Даже у тех, кто не был в течение жизни предрасположен к некритическому принятию своей современности, к старости нарастает потребность в соглашательстве с мейнстримом. Приближение смерти придает автообъектности преимущество в сравнении с субъектным «я» и, соответственно, обязывает индивида к покорному следованию социальным нормативам. Старческий конформизм имеет свою специфику. Пожилой оппортунист желает того, чтобы история, которую он более не в состоянии планировать из будущего, остановилась. Он бытиен операционально – по своему возрастному статусу.

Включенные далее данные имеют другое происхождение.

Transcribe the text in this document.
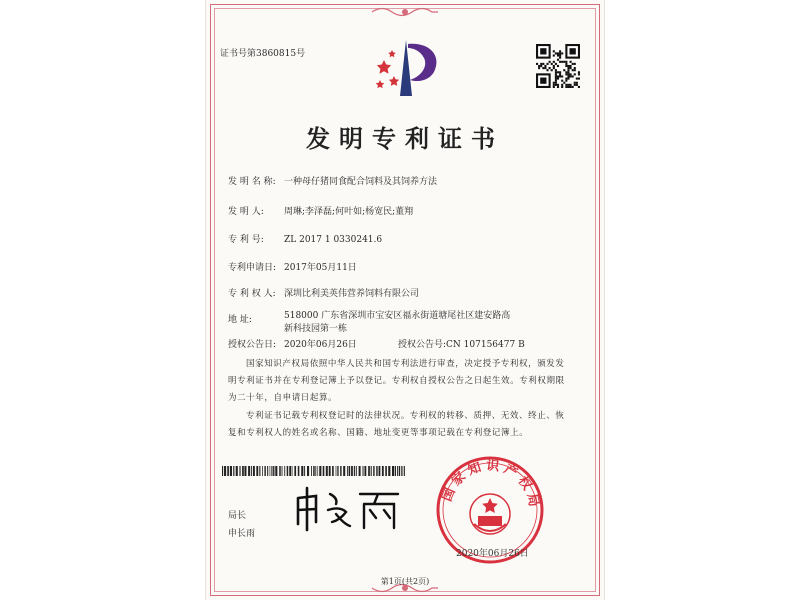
证书号第3860815号
发明专利证书
发 明 名 称: 一种母仔猪同食配合饲料及其饲养方法
发 明 人: 周琳;李泽磊;何叶如;杨宽民;董翔
专 利 号: ZL 2017 1 0330241.6
专利申请日: 2017年05月11日
专 利 权 人: 深圳比利美英伟营养饲料有限公司
地 址:	518000 广东省深圳市宝安区福永街道塘尾社区建安路高
新科技园第一栋
授权公告日: 2020年06月26日	授权公告号:CN 107156477 B
国家知识产权局依照中华人民共和国专利法进行审查，决定授予专利权，颁发发明专利证书并在专利登记簿上予以登记。专利权自授权公告之日起生效。专利权期限为二十年，自申请日起算。
专利证书记载专利权登记时的法律状况。专利权的转移、质押、无效、终止、恢复和专利权人的姓名或名称、国籍、地址变更等事项记载在专利登记簿上。
局长
申长雨
国家知识产权局
2020年06月26日
第1页(共2页)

Между тем для подростка, становящегося конформистом, история вовсе иррелевантна, он бытиен не операционально, а помимо сознания своей ситуации, по некой внутренней необходимости.
Говоря об индивидном у животных и людей, мы подразумеваем совсем разные явления экземплярности. Биологическая индивидность определяется иммунной системой организма, гарантирующей его связность, согласованность его частей вопреки воздействиям извне[67]. Индивидность человека не только защитного свойства, она также исключительна. Самосознание возводит «я» в величину, антитетичную всему, что ни есть, делает «я» тем началом, из которого производится «постановка» «не-я» – в смысле Фихте[68]. Опыт социальной (в истоке семейной) жизни релятивирует суверенность авторефлексии, заставляя нас глядеть на себя чужими глазами, – в противоход к этому урезыванию самонравия личность доказывает свою особость в актах творчества. Историю питают персональные вложения в цивилизационно-культурное достояние общества, заставляющие приспосабливаться к ним их получателей. Конформное «я» ничему не противостоит. Оно пригодно к чему бы то ни было. Индивидное «я» релятивно, конформное – абсолютно, как само бытие. Конформист узурпирует бытие, тщетно вбирая его в себя. Бытийности жаждут ординарные люди застывающего быта.
4
Конформизм как он есть. Разумеется, ни одному из бытующих, как бы он ни старался адаптироваться к среде, не доводится добиться тождества между собой и сущим, что есть прерогатива Бога. Все сказанное выше о конформисте подразумевало некий идеальный его образ, в реальности не встречающийся. Но этот обман тех, кто ждет от претендующих на доказательность рассуждений, что в них осуществится adaequatio rei et intellectus, – полезное и неизбежное отвлечение от эмпирии, без которого в ней нельзя было бы разобраться и даже, более того, понять ее как именно противодействующую идеализации. Либо мы охватываем ее единым взглядом, проверяя наше видение на отдельных случаях, не поднимающихся до полноты эталона, но и не противоречащих ему, либо подвергаемся опасности выдать частное за общее, обмануть самих себя, не заметив фальши.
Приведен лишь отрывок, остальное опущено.